While Salamon and Pecar play instruments traditionally associated with jazz, the trio finds its unique niche through the ethnic percussion of Hrvatin, who plays instruments including darbouka, udu drum and bodhran.
While the track "Ten Camels" doesn’t stray far from Arabic roots, "On a Sunday Afternoon at 3PM" starts as a relaxed ballad before moving into an uptempo samba, the difference being that it is driven rhythmically by udu drum and triangle.
Supplementing the trio on select tracks is Vasko Atanasovski on soprano sax and flute, Zmago Turica on violin and Nino Mureskic on additional percussion.
Salamon, a young guitarist who has already studied with artists including John Scofield and Tim Brady, manages to inject jazz harmony into pieces whose influences are strongly ethnic. Pecar shows his funk roots on the aptly-titled "Strange Logic of a Strange Logic" which, with all its twists and turns, still manages to hold together as a conceptual whole. Percussionist Hrvatin, who has studied with Glen Velez as well as Italian and Indian ethnic percussionists, is the find of the group. On instruments as varied as jew’s harp, triangle, cymbals, bendir and kanjira, he propels Salamon’s compositions.

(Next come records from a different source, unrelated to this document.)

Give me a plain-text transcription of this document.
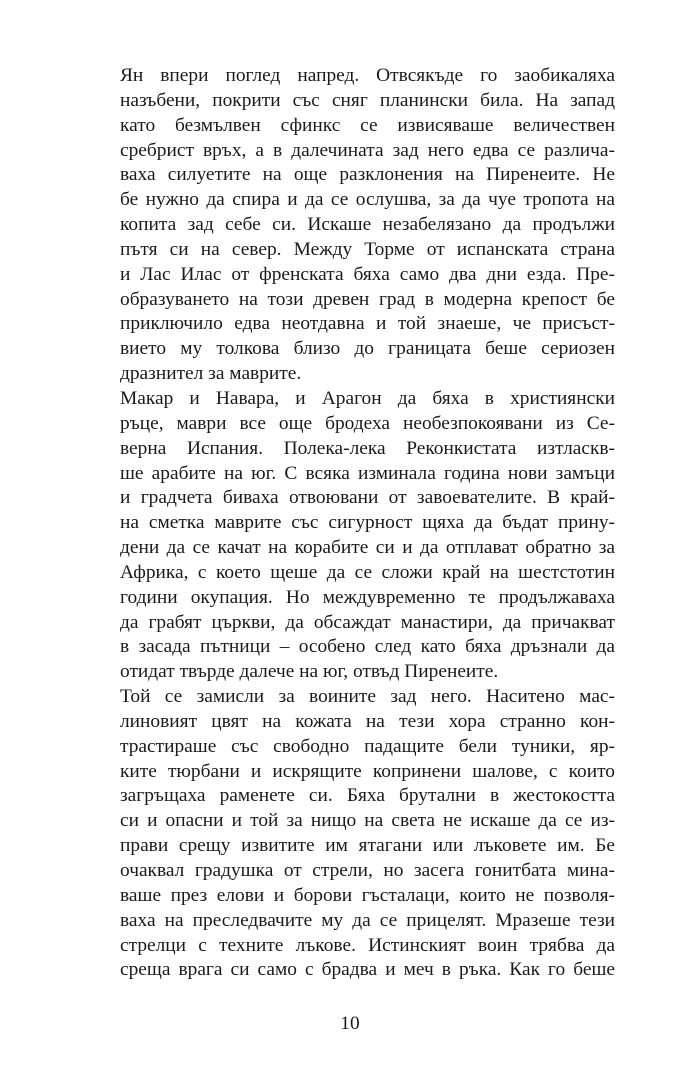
Ян впери поглед напред. Отвсякъде го заобикаляха
назъбени, покрити със сняг планински била. На запад
като безмълвен сфинкс се извисяваше величествен
сребрист връх, а в далечината зад него едва се различа-
ваха силуетите на още разклонения на Пиренеите. Не
бе нужно да спира и да се ослушва, за да чуе тропота на
копита зад себе си. Искаше незабелязано да продължи
пътя си на север. Между Торме от испанската страна
и Лас Илас от френската бяха само два дни езда. Пре-
образуването на този древен град в модерна крепост бе
приключило едва неотдавна и той знаеше, че присъст-
вието му толкова близо до границата беше сериозен
дразнител за маврите.
Макар и Навара, и Арагон да бяха в християнски
ръце, маври все още бродеха необезпокоявани из Се-
верна Испания. Полека-лека Реконкистата изтласкв-
ше арабите на юг. С всяка изминала година нови замъци
и градчета биваха отвоювани от завоевателите. В край-
на сметка маврите със сигурност щяха да бъдат прину-
дени да се качат на корабите си и да отплават обратно за
Африка, с което щеше да се сложи край на шестстотин
години окупация. Но междувременно те продължаваха
да грабят църкви, да обсаждат манастири, да причакват
в засада пътници – особено след като бяха дръзнали да
отидат твърде далече на юг, отвъд Пиренеите.
Той се замисли за воините зад него. Наситено мас-
линовият цвят на кожата на тези хора странно кон-
трастираше със свободно падащите бели туники, яр-
ките тюрбани и искрящите копринени шалове, с които
загръщаха раменете си. Бяха брутални в жестокостта
си и опасни и той за нищо на света не искаше да се из-
прави срещу извитите им ятагани или лъковете им. Бе
очаквал градушка от стрели, но засега гонитбата мина-
ваше през елови и борови гъсталаци, които не позволя-
ваха на преследвачите му да се прицелят. Мразеше тези
стрелци с техните лъкове. Истинският воин трябва да
среща врага си само с брадва и меч в ръка. Как го беше
10
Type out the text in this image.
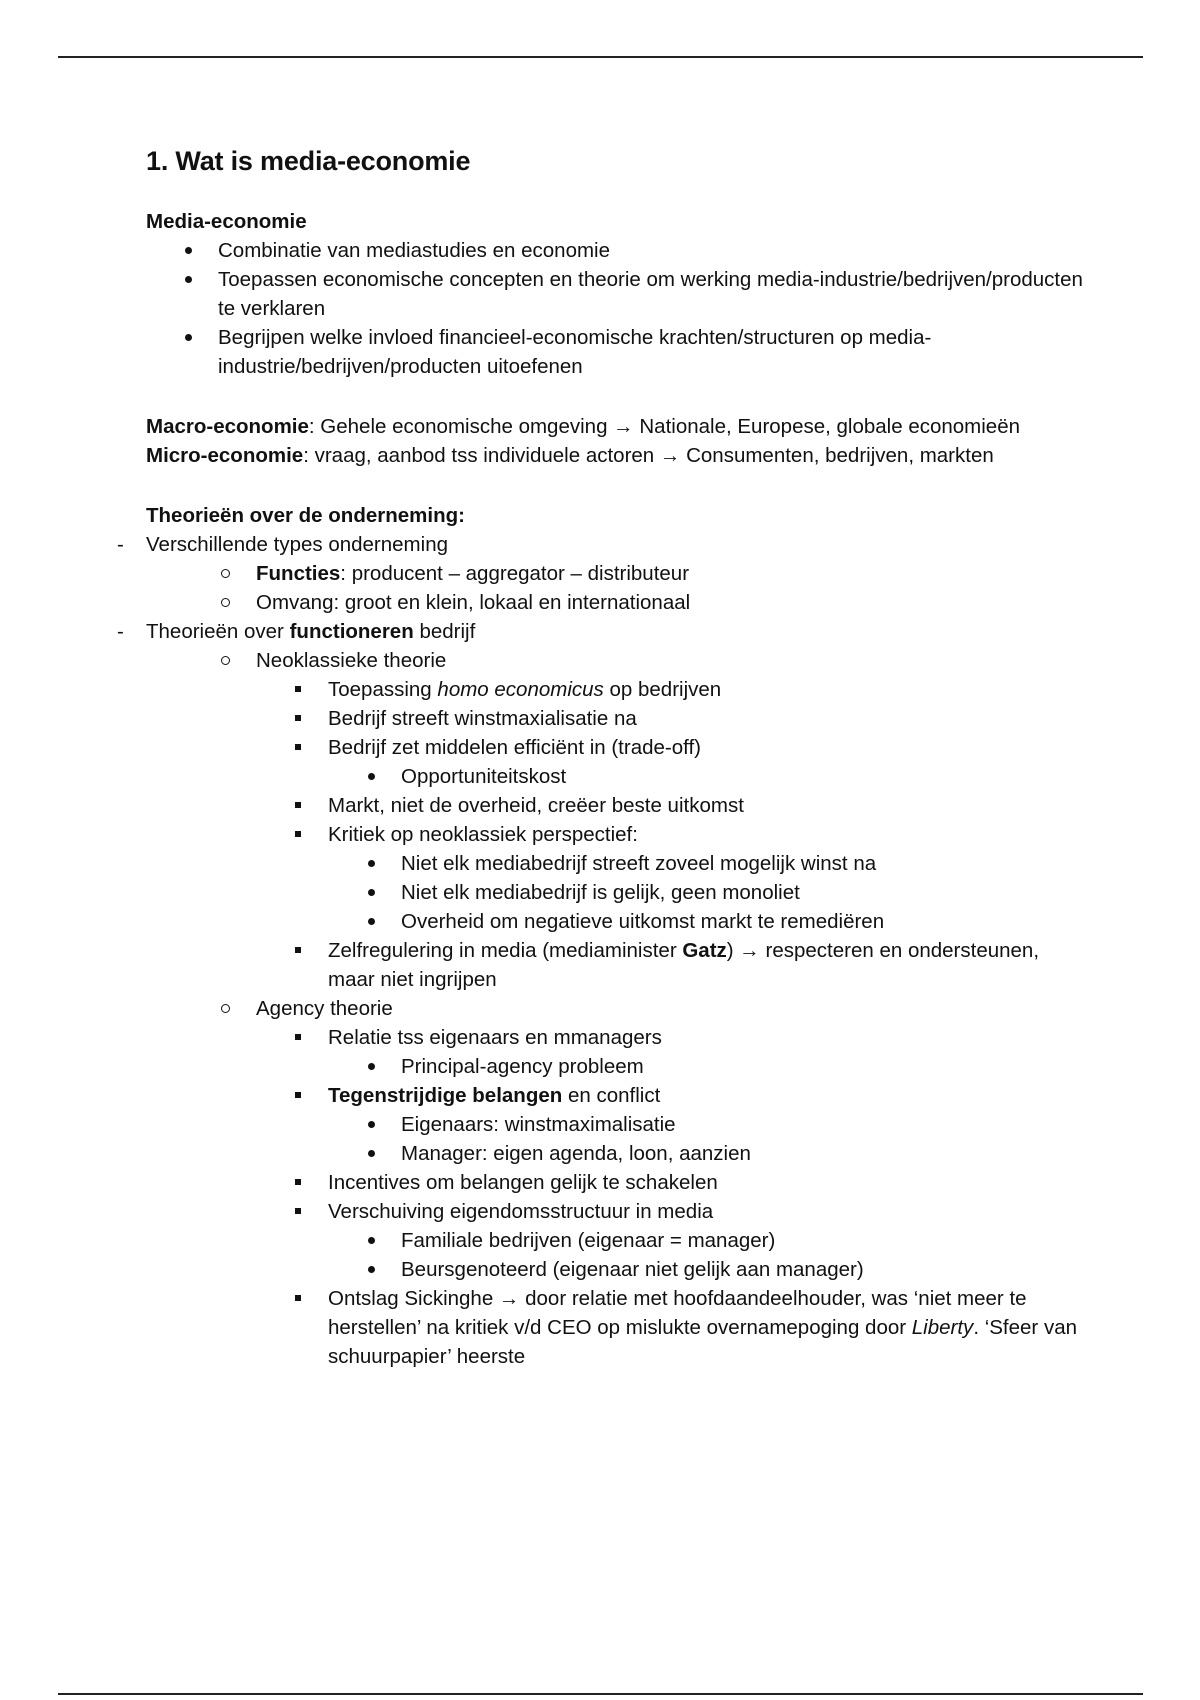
1. Wat is media-economie

Media-economie

Combinatie van mediastudies en economie
Toepassen economische concepten en theorie om werking media-industrie/bedrijven/producten te verklaren
Begrijpen welke invloed financieel-economische krachten/structuren op media-industrie/bedrijven/producten uitoefenen

Macro-economie: Gehele economische omgeving → Nationale, Europese, globale economieën

Micro-economie: vraag, aanbod tss individuele actoren → Consumenten, bedrijven, markten

Theorieën over de onderneming:

Verschillende types onderneming
Functies: producent – aggregator – distributeur
Omvang: groot en klein, lokaal en internationaal
Theorieën over functioneren bedrijf
Neoklassieke theorie
Toepassing homo economicus op bedrijven
Bedrijf streeft winstmaxialisatie na
Bedrijf zet middelen efficiënt in (trade-off)
Opportuniteitskost
Markt, niet de overheid, creëer beste uitkomst
Kritiek op neoklassiek perspectief:
Niet elk mediabedrijf streeft zoveel mogelijk winst na
Niet elk mediabedrijf is gelijk, geen monoliet
Overheid om negatieve uitkomst markt te remediëren
Zelfregulering in media (mediaminister Gatz) → respecteren en ondersteunen, maar niet ingrijpen
Agency theorie
Relatie tss eigenaars en mmanagers
Principal-agency probleem
Tegenstrijdige belangen en conflict
Eigenaars: winstmaximalisatie
Manager: eigen agenda, loon, aanzien
Incentives om belangen gelijk te schakelen
Verschuiving eigendomsstructuur in media
Familiale bedrijven (eigenaar = manager)
Beursgenoteerd (eigenaar niet gelijk aan manager)
Ontslag Sickinghe → door relatie met hoofdaandeelhouder, was ‘niet meer te herstellen’ na kritiek v/d CEO op mislukte overnamepoging door Liberty. ‘Sfeer van schuurpapier’ heerste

Just twenty-five, Salamon is working hard to make a name for himself, both as a guitarist and a composer. In just two years, concurrent with completing studies in English and German literature, he has managed to record three albums for his fledgling label, Samo Records. Considering his age and experience, both his writing and playing show a surprising degree of maturity; one wonders where he’ll be five years from now.
Clearly, Salamon and the Ansasa Trio are artists worth watching. Arabian Picnic
is a solid debut recording from a group that shows a great deal of potential; while there is a certain innocence, born of youth, in the recording, it displays an intention and focus that is surprising from such young players.